Either way, this scenario begins to separate out the participants in such a debate.
Let us change the scenario a third time:
Consider a situation where it’s an individual who ‘owns’ the land, and not a corporation or government. This owner owns an apartment block and wishes to expand it. Before the Khmer Rouge, he also owned the area now inhabited by the community, but left during the trouble. The Khmer Rouge came in, ordered the people to stay in their area where they now live and the Khmer Rouge left, leaving behind the people. Our individual returns, and takes direct control of the land not occupied by the people and, a few decades later, wishes to force them out.
Here we see a wide divergence in ideals with people pledging allegiance to either party based on a variety of arguments and theory. Some take the side of the the new inhabitants, others take the side the of the individual who owns the land. However, all arguments and subsequent solutions come back to the question of limits. Where do you place the limit in regards to property? The one giving the answer has a number of possibilities ranging from no limits, to express abandonment, or mutualist occupancy and use as a definition of abandonment or even limit it all and deny property, or even your views on rent may come into play. Whatever your take, here the debate gets messy and is where the most conflict lies.
Personally, I would argue that property is useful in that it serves as a bulwark against the state and other statists. However, I counter argue that there needs to be a limit, as it is ridiculous to believe that there exists a theoretical possibly that one man may own the world or even a particular resource with which to hold all to ransom. For this reason I favour occupancy and use to define abandonment, but then a question arises as to whether this conflicts with the principle stated earlier. Rather than place a limit on the principle, or abandon it all together, perhaps it is more accurate to point out that there are vitiating circumstances where the principle cannot apply; such as in the above case. If the individual is turning out a community, and looking to the state in order to enforce his claim, can we safely respect his claim to any sort of ownership under occupancy and use with respect to principle? I’m inclined to say we don’t.

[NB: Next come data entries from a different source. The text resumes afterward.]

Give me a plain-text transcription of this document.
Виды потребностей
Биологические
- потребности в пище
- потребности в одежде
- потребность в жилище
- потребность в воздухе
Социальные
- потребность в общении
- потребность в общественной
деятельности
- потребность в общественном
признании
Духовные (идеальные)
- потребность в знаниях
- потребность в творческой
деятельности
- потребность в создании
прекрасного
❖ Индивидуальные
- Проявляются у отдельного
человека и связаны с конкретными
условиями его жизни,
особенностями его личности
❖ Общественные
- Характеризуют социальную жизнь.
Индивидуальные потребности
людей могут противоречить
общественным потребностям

What, I believe, these scenarios show, is that there is more to being an Anarchist than being anti-state. Although it is certainly a key element, it leads to new ideas and new levels of thinking that require you to confront the fact that coercion, aggression are perpetuate amongst institutions that maintain their power in a hierarchy where they seperate themselves and their allies off from the rest, in order to live parasitically at their expense. How we define property rights may very well provide a bulwark against the state and external oppressors, or it may be an instrumental tool in perpetuating oppression.